Here I shall begin the tale of my diagnosis, and what led me to where I am today. Subtitle: how I went from being a brazen consumer of nearly every food and drink conceivable to being someone who now tracks said food and drink on a spreadsheet to remind myself what I can and cannot (or at least should not) consume, and the consequences therein. I’m going to split this post into a few parts to make it easier to read, since I have a sneaking suspicion it will take a bit of time to tell.

As I’ve indicated elsewhere, in September 2011 I started noticing some things that gave me pause. More specifically, I started seeing blood in my poop. You can offer up whatever psychiatric diagnosis you like for what I’m about to tell you, but I’ve always been the type of person who looks in the toilet when she’s done doing her business, which I actually wish more people would do because I feel like it would be really helpful in catching these sorts of things early before they get to be Really Serious Problems. That, and I’d love for someone to not think it weird when I find Elvis-shaped droppings hilarious. Anyway, I didn’t think anything of it at first because I thought it was related to my period, wherein blood and bloody things can often mingle with regular bodily excretions. I literally wiped and forgot, and my period ended.

But the blood didn’t. It was there all the time, on the toilet paper and in the poop, and I gave it a few weeks before I concluded that something possibly worrisome was, in fact, going on inside of me. Then I made the first mistake of this process: like any curious person with an Internet connection, I started Googling phrases along the lines of “causes of blood in stool”. Might I impart some unsolicited advice at this point? If anything at all is going on with you that makes you think something might be wrong with your health, skip this step and just call your doctor. Please.

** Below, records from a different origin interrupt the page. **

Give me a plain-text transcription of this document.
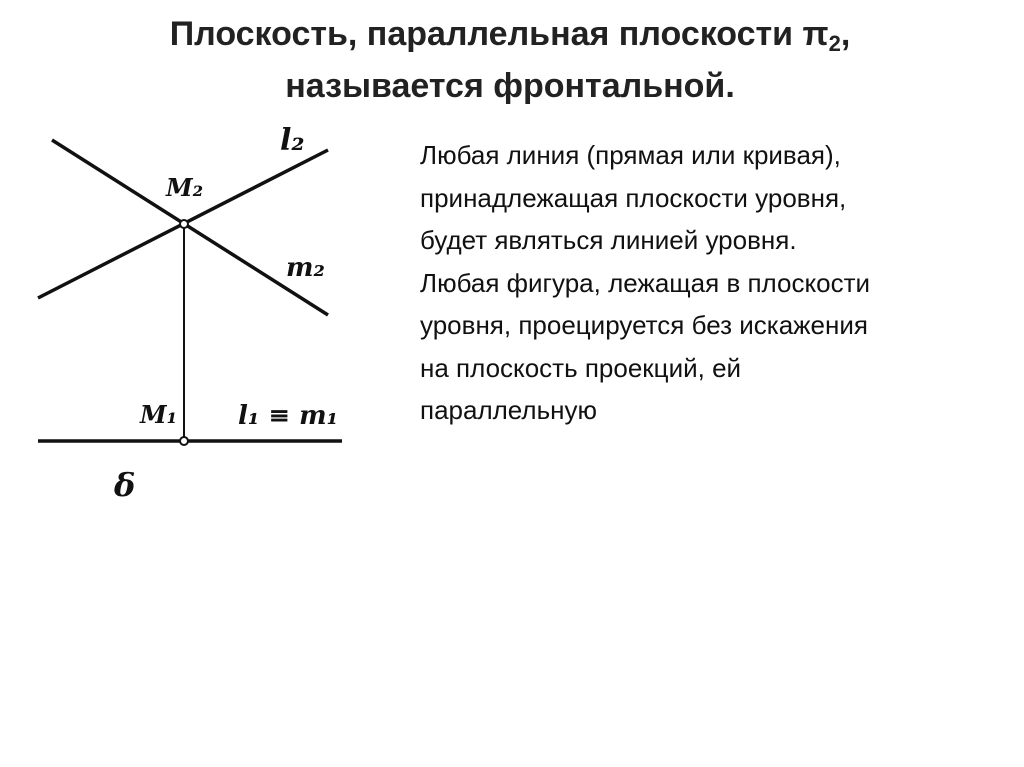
Плоскость, параллельная плоскости $\pi_2$,
называется фронтальной.
l₂
M₂
m₂
M₁ l₁ ≡ m₁
δ
Любая линия (прямая или кривая),
принадлежащая плоскости уровня,
будет являться линией уровня.
Любая фигура, лежащая в плоскости
уровня, проецируется без искажения
на плоскость проекций, ей
параллельную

DO NOT I repeat DO NOT just start Googling things at random, because you will learn that you have everything ever that was given a name by a doctor at some time, and you will shrink into a terrified ball of human being and never want to Google anything again. My fate according to the Internet medical encyclopedias ran the gamut from hemorrhoids to colorectal cancer – and of course, where does the brain go when the gamut is run? To the worst end, of course. I became convinced that I had cancer, even though I was feeling no pain and generally didn’t otherwise feel bad (aside from the occasional exhaustion that, now that I thought about it, was otherwise completely inexplicable) and as far as I knew had zero family history of colorectal cancer. I sat on this for about 12 hours, and then picked up the phone and called the student health center at the university where I am.

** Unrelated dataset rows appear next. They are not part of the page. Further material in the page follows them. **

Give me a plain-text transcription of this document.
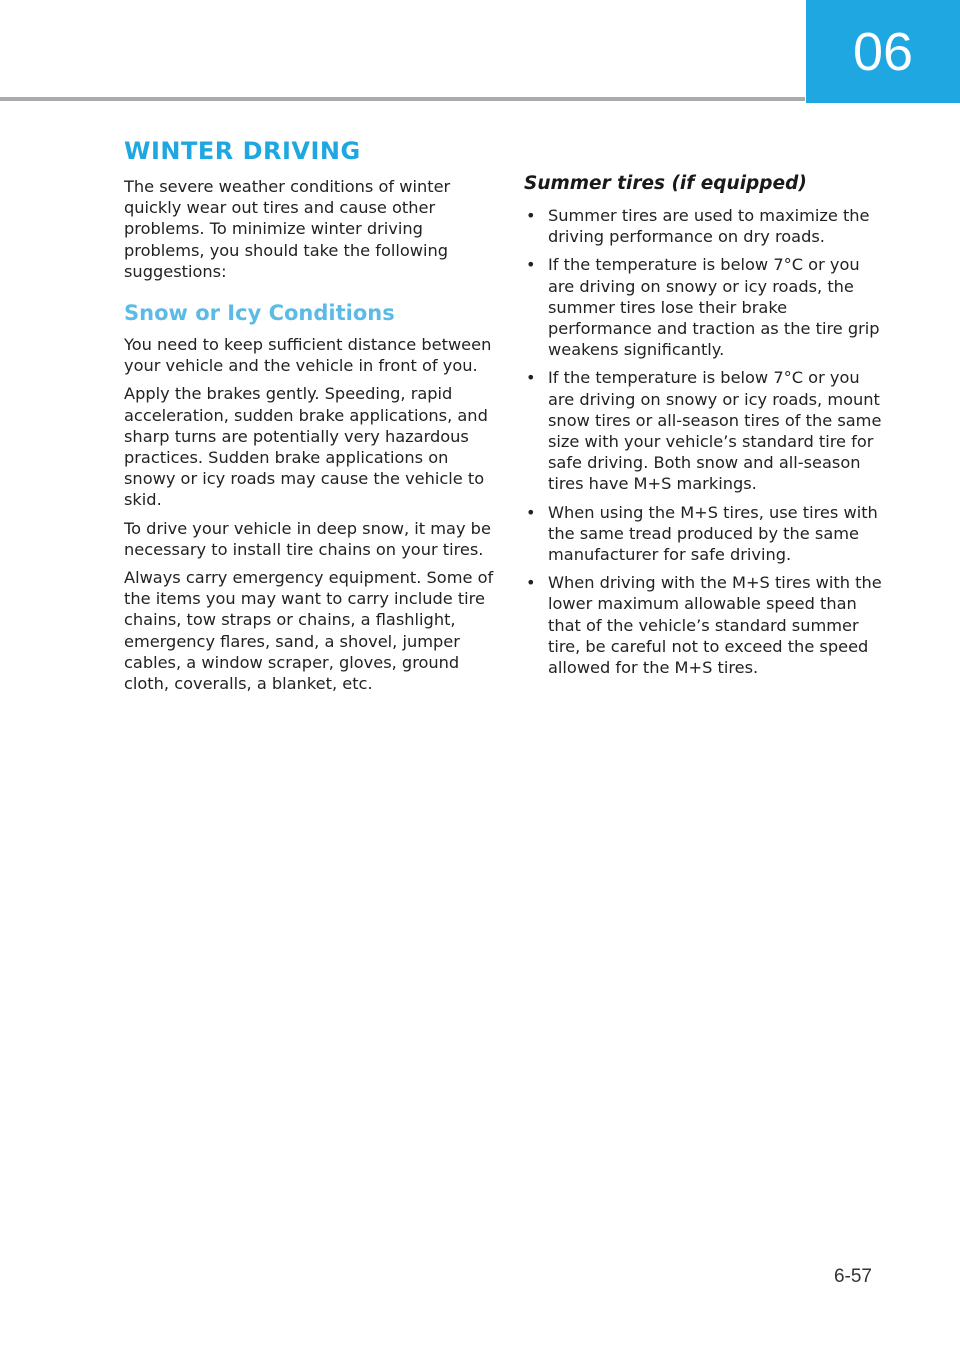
06
WINTER DRIVING

The severe weather conditions of winter quickly wear out tires and cause other problems. To minimize winter driving problems, you should take the following suggestions:

Snow or Icy Conditions

You need to keep sufficient distance between your vehicle and the vehicle in front of you.

Apply the brakes gently. Speeding, rapid acceleration, sudden brake applications, and sharp turns are potentially very hazardous practices. Sudden brake applications on snowy or icy roads may cause the vehicle to skid.

To drive your vehicle in deep snow, it may be necessary to install tire chains on your tires.

Always carry emergency equipment. Some of the items you may want to carry include tire chains, tow straps or chains, a flashlight, emergency flares, sand, a shovel, jumper cables, a window scraper, gloves, ground cloth, coveralls, a blanket, etc.

Summer tires (if equipped)
• Summer tires are used to maximize the driving performance on dry roads.
• If the temperature is below 7°C or you are driving on snowy or icy roads, the summer tires lose their brake performance and traction as the tire grip weakens significantly.
• If the temperature is below 7°C or you are driving on snowy or icy roads, mount snow tires or all-season tires of the same size with your vehicle’s standard tire for safe driving. Both snow and all-season tires have M+S markings.
• When using the M+S tires, use tires with the same tread produced by the same manufacturer for safe driving.
• When driving with the M+S tires with the lower maximum allowable speed than that of the vehicle’s standard summer tire, be careful not to exceed the speed allowed for the M+S tires.
6-57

The next day I saw a very nice doctor who apologized profusely for interrupting my afternoon with a digital rectal exam. I reassured her that it was okay, and she told me I had no palpable hemorrhoids or any fissures in my rectal walls. She sent me off with an order for a blood test (to see if I was anemic, which only then occurred to me as the sensible explanation for my inability to donate blood over most of the spring and summer due to low levels of iron) and a referral to the university hospital’s GI clinic. I got an appointment with them the next day, and later that week found out that my blood was in fact low enough in iron for me to be considered anemic and that I should take iron pills every day in order to get my counts back up while the bleeding was still occurring. Okay, no problem. (Cue gleeful excitement at learning that Kroger had a BOGO on iron pills that week)

The next day I went into the GI clinic as scheduled, and was a little less willing to say “no, that’s okay” when the doctor there gave me my second digital rectal exam in as many days. I wanted to tell her that she wouldn’t find anything, but since I’m the sort of person who tends not to believe something is true unless I’ve actually found it out for myself, I completely understand why she had to snap on the gloves and go in for a look. As I’d predicted, she didn’t find anything, and that’s when the REAL fun began.